# Bg eats at Christmas



## notnila (Apr 26, 2006)

In the "Baron Pentland" anchored off Beira, things were looking pretty bleak when it came to Xmas lunch.Four chickens,half a sack of sprouting spuds,a dozen equally sprouting onions and a few objects that could be loosely described as carrots.The Doc produced a dish called Fricasse of Chicken and fed a 38 man crew(plus the Captain's Wife).I distinctly remember enjoying it at the time,and I,ve never seen it since.I've always thought of it as a minor miracle!I've no idea what we lived on until the 2nd January when we eventually got alongside.
Do any members have similar memories of the Cook's ingenuity ?


----------



## tsell (Apr 29, 2008)

*The Cook's Ingenuity!*

SS Nurtureton 1952. We ran out of food some time after leaving Barahona for the Thames.

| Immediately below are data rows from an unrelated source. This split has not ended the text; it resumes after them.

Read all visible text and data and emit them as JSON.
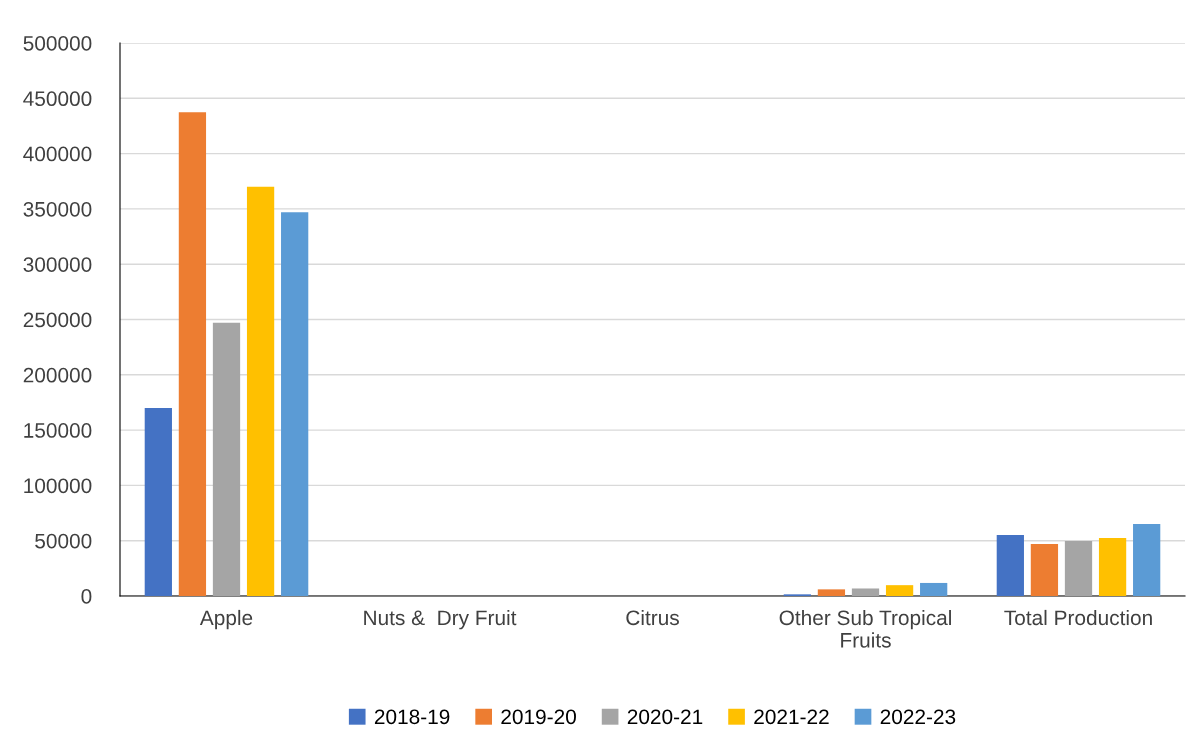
{
  "chart_data": {
    "type": "bar",
    "categories": [
      "Apple",
      "Nuts &  Dry Fruit",
      "Citrus",
      "Other Sub Tropical\nFruits",
      "Total Production"
    ],
    "series": [
      {
        "name": "2018-19",
        "color": "#4472c4",
        "values": [
          170000,
          0,
          0,
          1500,
          55200
        ]
      },
      {
        "name": "2019-20",
        "color": "#ed7d31",
        "values": [
          437500,
          0,
          0,
          6000,
          47000
        ]
      },
      {
        "name": "2020-21",
        "color": "#a5a5a5",
        "values": [
          247000,
          0,
          0,
          6800,
          49700
        ]
      },
      {
        "name": "2021-22",
        "color": "#ffc000",
        "values": [
          370000,
          0,
          0,
          9800,
          52400
        ]
      },
      {
        "name": "2022-23",
        "color": "#5b9bd5",
        "values": [
          347000,
          0,
          0,
          11800,
          65100
        ]
      }
    ],
    "ylim": [
      0,
      500000
    ],
    "yticks": [
      0,
      50000,
      100000,
      150000,
      200000,
      250000,
      300000,
      350000,
      400000,
      450000,
      500000
    ],
    "grid": "y",
    "legend": "bottom"
  }
}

We had plenty of fruit which the crew had brought aboard, but there was little else apart from sacks of white haricot beans.

Close to mutiny, the cook had to dream up meals which would make our them somewhat palatable.

So he dished up savoury haricot beans, curried beans, bean soup, beans grilled with bananas and tomato sauce, beans with pepper and Parmesan, beans in sauce with grated coconut, bean casserole with molasses, deep fried bean balls with rice, mashed beans with spices and so on.

Believe me he was a genius, but he created a lot of wind!

Never eaten them since!!

Taff


----------